Things falling apart is a kind of testing and also a kind of healing. We think that the point is to pass the test or to overcome the problem, but the truth is that things don’t really get solved. They come together and they fall apart. Then they come together again and fall apart again. It’s just like that. The healing comes from letting there be room for all of this to happen: room for grief, for relief, for misery, for joy.
There was a certain merchant who was deeply impressed by the lofty virtue of the Zen monk Hakuin. He used to present the monk with gifts of money and goods from time to time.
As it happened, the daughter of the merchant had a love affair with a family servant, resulting in the birth of a child. When the irate merchant demanded an explanation, his daughter said she had been impregnated by the monk Hakuin.
The merchant was furious: “To think that I gave alms to an evil shavepate like that for ten years!” Picking the baby up in his arms, the merchant took it right over to Hakuin. Laying it in the Zen master’s lap, the merchant gave him a tongue-lashing and left in a huff.
Hakuin didn’t argue. He began to take care of the baby as if it were his own. People who saw him also believed he had fathered the child.
One winter day, when Hakuin was out begging for alms from house to house in the falling snow, carrying the infant with him as he went, the merchant’s daughter saw them and was filled with remorse. In tears, she went to her father and confessed the truth.
Mortified, the merchant was totally at a loss. He rushed over to throw himself to the ground at the feet of Zen master Hakuin, begging his forgiveness.
Hakuin simply smiled and said, “The child has another father?”
“If you learn not to react to the conditions, you will find that the conditions will change by themselves. But if you react to conditioning, by the very reaction, you’re causing the condition to inflate.
Because by reacting you say, ‘I want more of that’.”
Instead of allowing ourselves to be led and trapped by our feelings, we should let them disappear as soon as they form, like letters drawn on water with a finger.
If there is beauty, there must be ugliness; If there is right, there must be wrong. Wisdom and ignorance are complementary, And illusion and enlightenment cannot be separated. This is an old truth, don’t think it was discovered recently. “I want this, I want that” Is nothing but foolishness. I’ll tell you a secret – All things are impermanent!– Ryokan
from the book “One Robe, One Bowl: The Zen Poetry of Ryokan”

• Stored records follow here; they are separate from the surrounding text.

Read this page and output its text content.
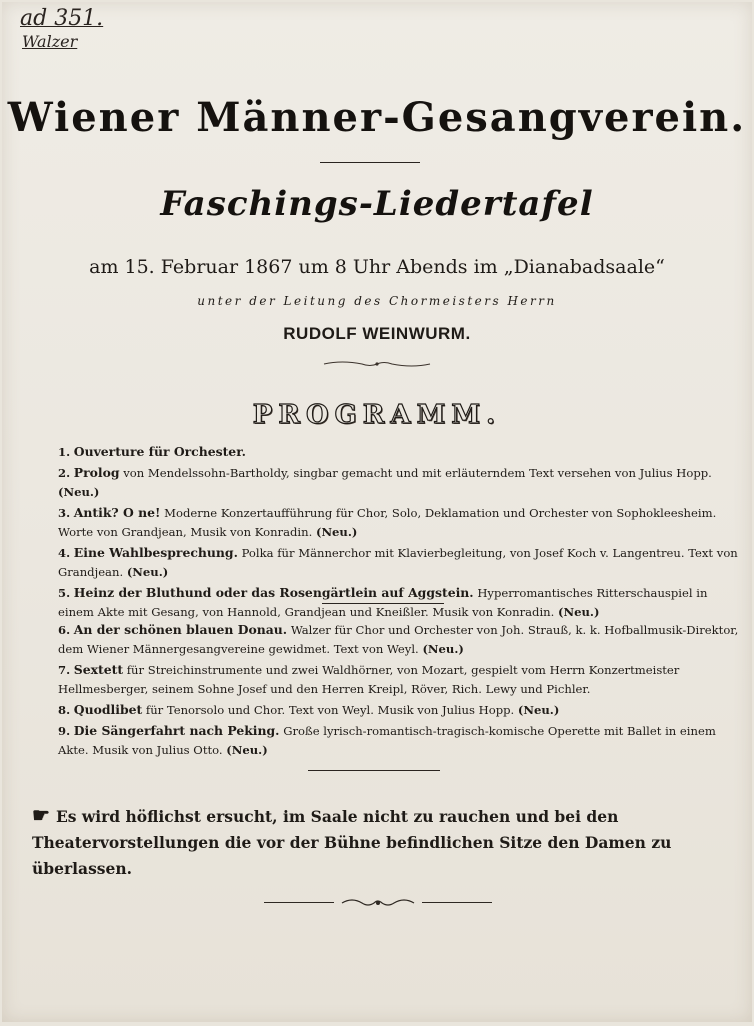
ad 351.
Walzer
Wiener Männer-Gesangverein.
Faschings-Liedertafel
am 15. Februar 1867 um 8 Uhr Abends im „Dianabadsaale“
unter der Leitung des Chormeisters Herrn
RUDOLF WEINWURM.
PROGRAMM.
1. Ouverture für Orchester.
2. Prolog von Mendelssohn-Bartholdy, singbar gemacht und mit erläuterndem Text versehen von Julius Hopp. (Neu.)
3. Antik? O ne! Moderne Konzertaufführung für Chor, Solo, Deklamation und Orchester von Sophokleesheim. Worte von Grandjean, Musik von Konradin. (Neu.)
4. Eine Wahlbesprechung. Polka für Männerchor mit Klavierbegleitung, von Josef Koch v. Langentreu. Text von Grandjean. (Neu.)
5. Heinz der Bluthund oder das Rosengärtlein auf Aggstein. Hyperromantisches Ritterschauspiel in einem Akte mit Gesang, von Hannold, Grandjean und Kneißler. Musik von Konradin. (Neu.)
6. An der schönen blauen Donau. Walzer für Chor und Orchester von Joh. Strauß, k. k. Hofballmusik-Direktor, dem Wiener Männergesangvereine gewidmet. Text von Weyl. (Neu.)
7. Sextett für Streichinstrumente und zwei Waldhörner, von Mozart, gespielt vom Herrn Konzertmeister Hellmesberger, seinem Sohne Josef und den Herren Kreipl, Röver, Rich. Lewy und Pichler.
8. Quodlibet für Tenorsolo und Chor. Text von Weyl. Musik von Julius Hopp. (Neu.)
9. Die Sängerfahrt nach Peking. Große lyrisch-romantisch-tragisch-komische Operette mit Ballet in einem Akte. Musik von Julius Otto. (Neu.)
☛ Es wird höflichst ersucht, im Saale nicht zu rauchen und bei den Theatervorstellungen die vor der Bühne befindlichen Sitze den Damen zu überlassen.
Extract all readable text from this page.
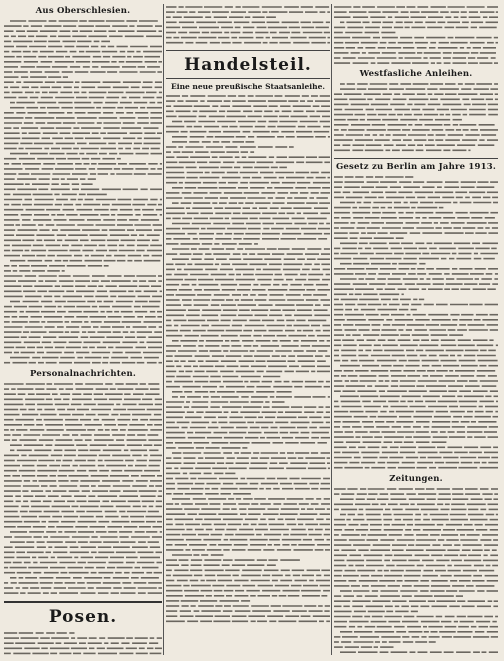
Aus Oberschlesien.
Personalnachrichten.
Posen.
Handelsteil.
Eine neue preußische Staatsanleihe.
Westfasliche Anleihen.
Gesetz zu Berlin am Jahre 1913.
Zeitungen.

Sadhguru reminds us that time is running out for all of us, and that what really matters at the end of our life is whether we lived an enhanced life. This is why it is important that we invest the time to know and live a life beyond thought and emotion.
Nothing that passes through your mind, not even your mind itself, will stay as it is forever. Things might last for the duration of your experience of this existence, or even into the next generation; but then again, they may dissolve sooner than you expect. Either way, eventual change is inevitable. There is no degree of probability or chance involved. If you feel hopeless, remember this and you will no longer have a reason to be hopeless, because whatever is causing you to despair will also change. Everything must change.